Bernstein’s inspiration was W.H. Auden’s long poem, The Age of Anxiety (1947). Described as a ‘baroque eclogue’, Auden’s poem is a series of conversations in which three men and a woman engage. Bernstein sought to translate into music the structure of Auden’s poem which deals with some of the neuroses of society at that time. Never having read Auden’s poem I can’t begin to judge how successful Bernstein was in executing what seems an ambitious undertaking. I can only judge the music I hear, which is shot through with brilliance and the exuberance of a young and outrageously talented musician.

There’s certainly brilliance in the present performance of Part I. The tender, pensive clarinets which dominate the Prologue get matters off to a fine start and then Jean-Yves Thibaudet takes centre-stage in a spirited partnership with Marin Alsop. I relished, for example, his sparkling playing and the pithy orchestral contribution in Variation IV. A little later, Variation VII, which closes ‘The Seven Ages’, is beautifully hushed and delicate. The whacky waltz that is Variation IX is done with great zest and in the last three variations the excitement is ratcheted up incrementally.
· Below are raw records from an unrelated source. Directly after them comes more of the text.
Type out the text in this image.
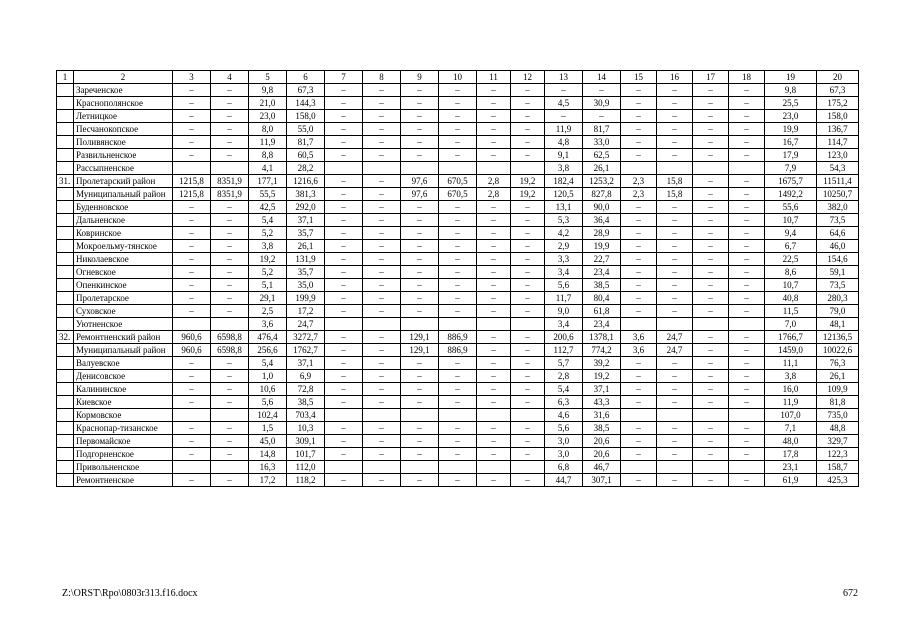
1	2	3	4	5	6	7	8	9	10	11	12	13	14	15	16	17	18	19	20
	Зареченское	–	–	9,8	67,3	–	–	–	–	–	–	–	–	–	–	–	–	9,8	67,3
	Краснополянское	–	–	21,0	144,3	–	–	–	–	–	–	4,5	30,9	–	–	–	–	25,5	175,2
	Летницкое	–	–	23,0	158,0	–	–	–	–	–	–	–	–	–	–	–	–	23,0	158,0
	Песчанокопское	–	–	8,0	55,0	–	–	–	–	–	–	11,9	81,7	–	–	–	–	19,9	136,7
	Поливянское	–	–	11,9	81,7	–	–	–	–	–	–	4,8	33,0	–	–	–	–	16,7	114,7
	Развильненское	–	–	8,8	60,5	–	–	–	–	–	–	9,1	62,5	–	–	–	–	17,9	123,0
	Рассыпненское			4,1	28,2							3,8	26,1					7,9	54,3
31.	Пролетарский район	1215,8	8351,9	177,1	1216,6	–	–	97,6	670,5	2,8	19,2	182,4	1253,2	2,3	15,8	–	–	1675,7	11511,4
	Муниципальный район	1215,8	8351,9	55,5	381,3	–	–	97,6	670,5	2,8	19,2	120,5	827,8	2,3	15,8	–	–	1492,2	10250,7
	Буденновское	–	–	42,5	292,0	–	–	–	–	–	–	13,1	90,0	–	–	–	–	55,6	382,0
	Дальненское	–	–	5,4	37,1	–	–	–	–	–	–	5,3	36,4	–	–	–	–	10,7	73,5
	Ковринское	–	–	5,2	35,7	–	–	–	–	–	–	4,2	28,9	–	–	–	–	9,4	64,6
	Мокроельму-тянское	–	–	3,8	26,1	–	–	–	–	–	–	2,9	19,9	–	–	–	–	6,7	46,0
	Николаевское	–	–	19,2	131,9	–	–	–	–	–	–	3,3	22,7	–	–	–	–	22,5	154,6
	Огневское	–	–	5,2	35,7	–	–	–	–	–	–	3,4	23,4	–	–	–	–	8,6	59,1
	Опенкинское	–	–	5,1	35,0	–	–	–	–	–	–	5,6	38,5	–	–	–	–	10,7	73,5
	Пролетарское	–	–	29,1	199,9	–	–	–	–	–	–	11,7	80,4	–	–	–	–	40,8	280,3
	Суховское	–	–	2,5	17,2	–	–	–	–	–	–	9,0	61,8	–	–	–	–	11,5	79,0
	Уютненское			3,6	24,7							3,4	23,4					7,0	48,1
32.	Ремонтненский район	960,6	6598,8	476,4	3272,7	–	–	129,1	886,9	–	–	200,6	1378,1	3,6	24,7	–	–	1766,7	12136,5
	Муниципальный район	960,6	6598,8	256,6	1762,7	–	–	129,1	886,9	–	–	112,7	774,2	3,6	24,7	–	–	1459,0	10022,6
	Валуевское	–	–	5,4	37,1	–	–	–	–	–	–	5,7	39,2	–	–	–	–	11,1	76,3
	Денисовское	–	–	1,0	6,9	–	–	–	–	–	–	2,8	19,2	–	–	–	–	3,8	26,1
	Калининское	–	–	10,6	72,8	–	–	–	–	–	–	5,4	37,1	–	–	–	–	16,0	109,9
	Киевское	–	–	5,6	38,5	–	–	–	–	–	–	6,3	43,3	–	–	–	–	11,9	81,8
	Кормовское			102,4	703,4							4,6	31,6					107,0	735,0
	Краснопар-тизанское	–	–	1,5	10,3	–	–	–	–	–	–	5,6	38,5	–	–	–	–	7,1	48,8
	Первомайское	–	–	45,0	309,1	–	–	–	–	–	–	3,0	20,6	–	–	–	–	48,0	329,7
	Подгорненское	–	–	14,8	101,7	–	–	–	–	–	–	3,0	20,6	–	–	–	–	17,8	122,3
	Привольненское			16,3	112,0							6,8	46,7					23,1	158,7
	Ремонтненское	–	–	17,2	118,2	–	–	–	–	–	–	44,7	307,1	–	–	–	–	61,9	425,3
Z:\ORST\Rpo\0803r313.f16.docx	672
‘The Dirge’ which opens Part II is a Largo. According to the notes Bernstein himself referred to “Brahmsian romanticism” in describing this movement. I have to say I don’t perceive the Brahms connection at all. In fact the music sounds pretty tortured to me – and highly effective. Thoughts of the traditional symphony get thrown out of the window in ‘The Masque’ which is marked Extremely fast. The movement is scored just for the solo piano, double bass, timpani and percussion. The booklet notes are right on the money in describing it as a “jazz frolic”. The performance is dazzling with Thibaudet offering marvellously athletic pianism and seemingly joined at the musical hip by his colleagues. After this, the concluding ‘Epilogue’, though marked L’istesso tempo, is broad and eloquent. Marin Alsop moulds it impressively. Bernstein revised the movement in 1965, giving a much more prominent role to the pianist.
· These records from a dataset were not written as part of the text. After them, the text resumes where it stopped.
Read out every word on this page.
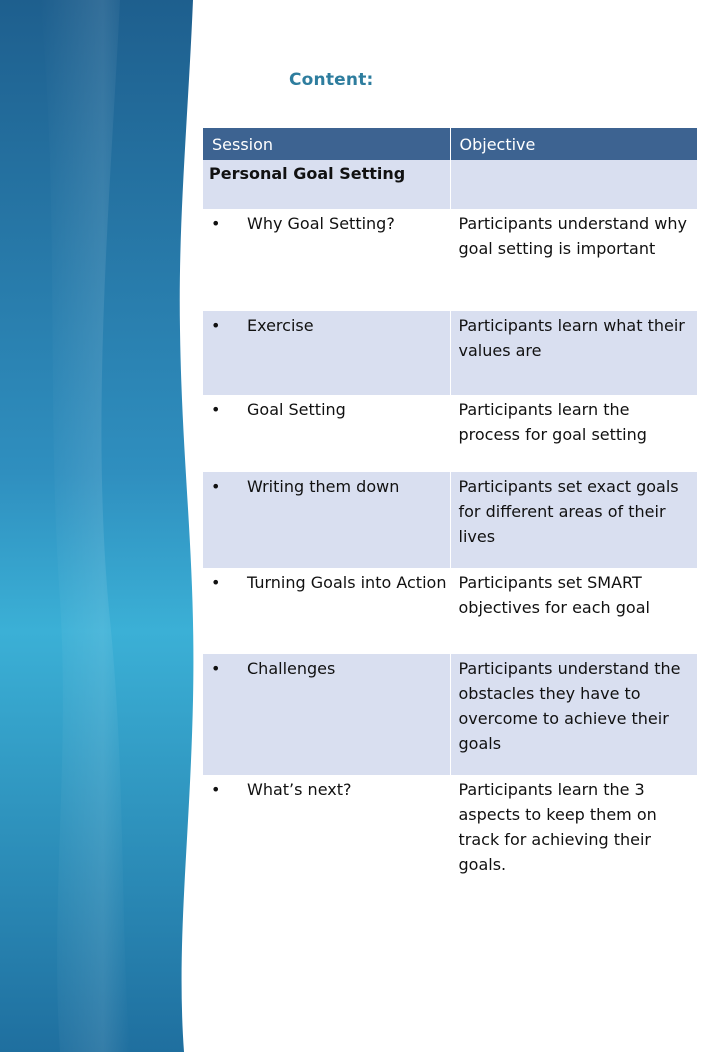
Content:
Session	Objective
Personal Goal Setting	

• Why Goal Setting?	Participants understand why goal setting is important

• Exercise	Participants learn what their values are

• Goal Setting	Participants learn the process for goal setting

• Writing them down	Participants set exact goals for different areas of their lives

• Turning Goals into Action	Participants set SMART objectives for each goal

• Challenges	Participants understand the obstacles they have to overcome to achieve their goals

• What’s next?	Participants learn the 3 aspects to keep them on track for achieving their goals.
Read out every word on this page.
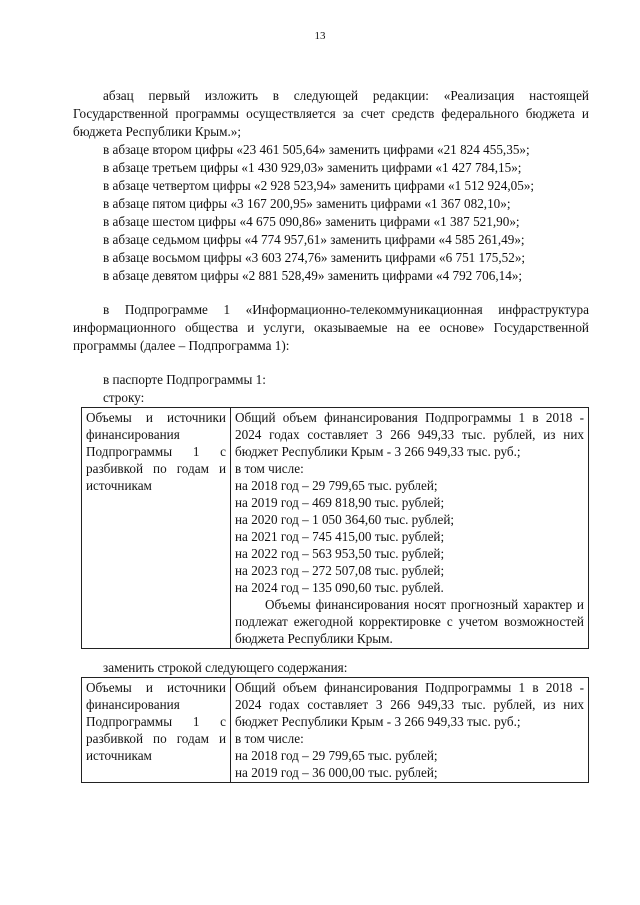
13

абзац первый изложить в следующей редакции: «Реализация настоящей Государственной программы осуществляется за счет средств федерального бюджета и бюджета Республики Крым.»;

в абзаце втором цифры «23 461 505,64» заменить цифрами «21 824 455,35»;

в абзаце третьем цифры «1 430 929,03» заменить цифрами «1 427 784,15»;

в абзаце четвертом цифры «2 928 523,94» заменить цифрами «1 512 924,05»;

в абзаце пятом цифры «3 167 200,95» заменить цифрами «1 367 082,10»;

в абзаце шестом цифры «4 675 090,86» заменить цифрами «1 387 521,90»;

в абзаце седьмом цифры «4 774 957,61» заменить цифрами «4 585 261,49»;

в абзаце восьмом цифры «3 603 274,76» заменить цифрами «6 751 175,52»;

в абзаце девятом цифры «2 881 528,49» заменить цифрами «4 792 706,14»;

в Подпрограмме 1 «Информационно-телекоммуникационная инфраструктура информационного общества и услуги, оказываемые на ее основе» Государственной программы (далее – Подпрограмма 1):

в паспорте Подпрограммы 1:

строку:

Объемы и источники финансирования Подпрограммы 1 с разбивкой по годам и источникам

Общий объем финансирования Подпрограммы 1 в 2018 - 2024 годах составляет 3 266 949,33 тыс. рублей, из них бюджет Республики Крым - 3 266 949,33 тыс. руб.;
в том числе:
на 2018 год – 29 799,65 тыс. рублей;
на 2019 год – 469 818,90 тыс. рублей;
на 2020 год – 1 050 364,60 тыс. рублей;
на 2021 год – 745 415,00 тыс. рублей;
на 2022 год – 563 953,50 тыс. рублей;
на 2023 год – 272 507,08 тыс. рублей;
на 2024 год – 135 090,60 тыс. рублей.
Объемы финансирования носят прогнозный характер и подлежат ежегодной корректировке с учетом возможностей бюджета Республики Крым.

заменить строкой следующего содержания:

Объемы и источники финансирования Подпрограммы 1 с разбивкой по годам и источникам

Общий объем финансирования Подпрограммы 1 в 2018 - 2024 годах составляет 3 266 949,33 тыс. рублей, из них бюджет Республики Крым - 3 266 949,33 тыс. руб.;
в том числе:
на 2018 год – 29 799,65 тыс. рублей;
на 2019 год – 36 000,00 тыс. рублей;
I’ve heard Bernstein’s own recordings of both symphonies in the past – he recorded them twice: once for CBS/Sony and then later for DG. Unfortunately I didn’t have copies of his recordings to hand for comparison but my memory of them is that while the composer, as ever, put his own special stamp on the music Marin Alsop need not fear the comparison. Incidentally, there is a live archive recording of Bernstein conducting the symphony in 1950 with Lukas Foss playing the piano (review). That performance immediately preceded their CBS studio recording. It’s not comparable with the Alsop recording, not least because of the archive sound, but, my goodness, Bernstein and Foss go like the wind in ‘The Masque’. Their performance is of the original version, which gave Foss very little to do in the ‘Epilogue’.
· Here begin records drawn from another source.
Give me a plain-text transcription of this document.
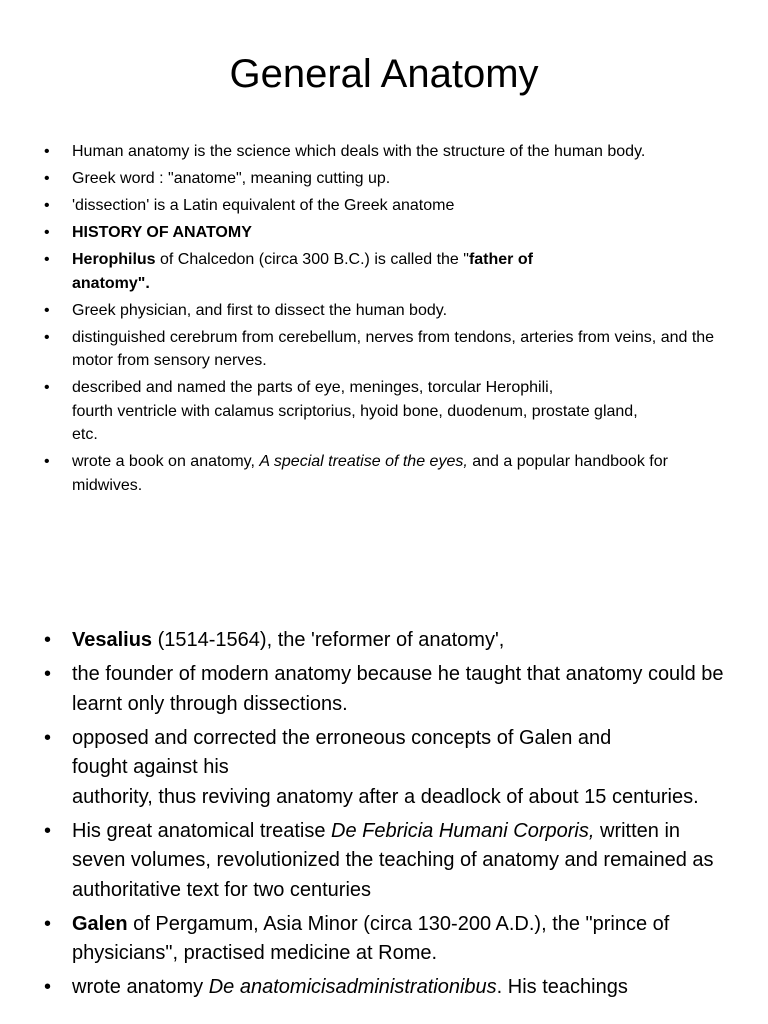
General Anatomy
• Human anatomy is the science which deals with the structure of the human body.
• Greek word : "anatome", meaning cutting up.
• 'dissection' is a Latin equivalent of the Greek anatome
• HISTORY OF ANATOMY
• Herophilus of Chalcedon (circa 300 B.C.) is called the "father of anatomy".
• Greek physician, and first to dissect the human body.
• distinguished cerebrum from cerebellum, nerves from tendons, arteries from veins, and the motor from sensory nerves.
• described and named the parts of eye, meninges, torcular Herophili,
fourth ventricle with calamus scriptorius, hyoid bone, duodenum, prostate gland, etc.
• wrote a book on anatomy, A special treatise of the eyes, and a popular handbook for midwives.
• Vesalius (1514-1564), the 'reformer of anatomy',
• the founder of modern anatomy because he taught that anatomy could be learnt only through dissections.
• opposed and corrected the erroneous concepts of Galen and fought against his
authority, thus reviving anatomy after a deadlock of about 15 centuries.
• His great anatomical treatise De Febricia Humani Corporis, written in seven volumes, revolutionized the teaching of anatomy and remained as authoritative text for two centuries
• Galen of Pergamum, Asia Minor (circa 130-200 A.D.), the "prince of physicians", practised medicine at Rome.
• wrote anatomy De anatomicisadministrationibus. His teachings
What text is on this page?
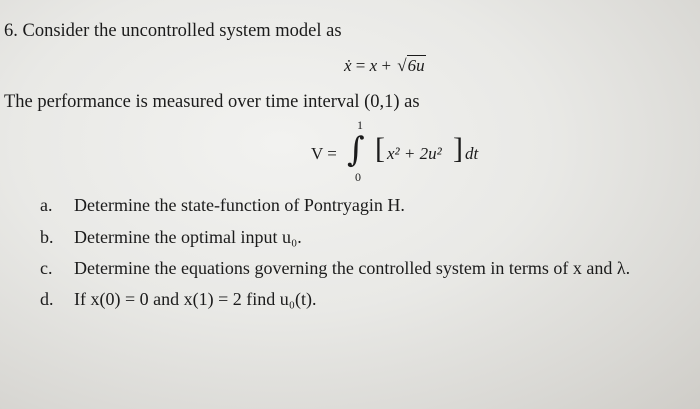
6. Consider the uncontrolled system model as
ẋ = x + √6u
The performance is measured over time interval (0,1) as
V =
1
∫
0
[ x² + 2u² ] dt
a. Determine the state-function of Pontryagin H.
b. Determine the optimal input u₀.
c. Determine the equations governing the controlled system in terms of x and λ.
d. If x(0) = 0 and x(1) = 2 find u₀(t).
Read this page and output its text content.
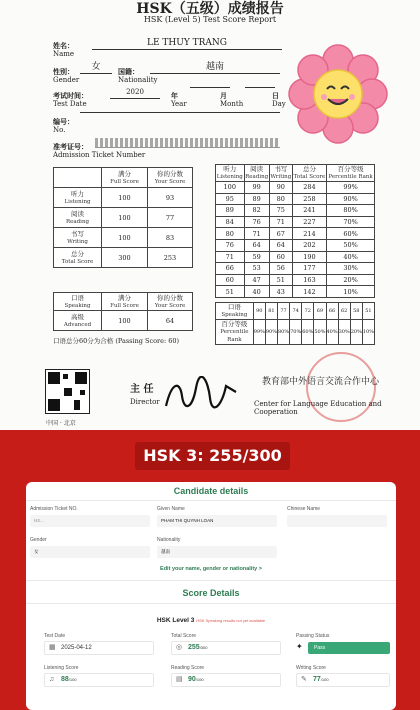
HSK（五级）成绩报告
HSK (Level 5) Test Score Report
姓名：
Name
LE THUY TRANG
性别：
Gender
女	国籍：
Nationality
越南
考试时间：
Test Date
2020	年
Year
月
Month
日
Day
编号：
No.
准考证号：
Admission Ticket Number
	满分
Full Score	你的分数
Your Score

听力
Listening	100	93
阅读
Reading	100	77
书写
Writing	100	83
总分
Total Score	300	253
听力
Listening	阅读
Reading	书写
Writing	总分
Total Score	百分等级
Percentile Rank

100	99	90	284	99%
95	89	80	258	90%
89	82	75	241	80%
84	76	71	227	70%
80	71	67	214	60%
76	64	64	202	50%
71	59	60	190	40%
66	53	56	177	30%
60	47	51	163	20%
51	40	43	142	10%
口语
Speaking	满分
Full Score	你的分数
Your Score

高级
Advanced	100	64
口语
Speaking	90	81	77	74	72	69	66	62	58	51
百分等级
Percentile Rank	99%	90%	80%	70%	60%	50%	40%	30%	20%	10%
口语总分60分为合格 (Passing Score: 60)
中国 · 北京
主 任
Director
教育部中外语言交流合作中心
Center for Language Education and Cooperation
HSK 3: 255/300
Candidate details
Admission Ticket NO.
H3…
Given Name
PHAM THI QUYNH LOAN
Chinese Name
Gender
女
Nationality
越南
Edit your name, gender or nationality >
Score Details
HSK Level 3 HSK Speaking results not yet available
Test Date
▦ 2025-04-12
Total Score
◎ 255/300
Passing Status
✦	Pass
Listening Score
♫ 88/100
Reading Score
▤ 90/100
Writing Score
✎ 77/100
As I said, I don’t believe Marin Alsop’s performances need fear comparison with the recordings by the composer himself. I’m not sure that these symphonies really have a secure place in the repertoire but they are rewarding scores and, like their composer, they are larger than life. It’s great to have Marin Alsop’s fine interpretations, splendidly played by the Baltimore Symphony and with the benefit of Jean-Yves Thibaudet’s superb pianism in ‘The Age of Anxiety’.

The recorded sound is excellent. It’s punchy and immediate and with ample body, which is just what this music needs.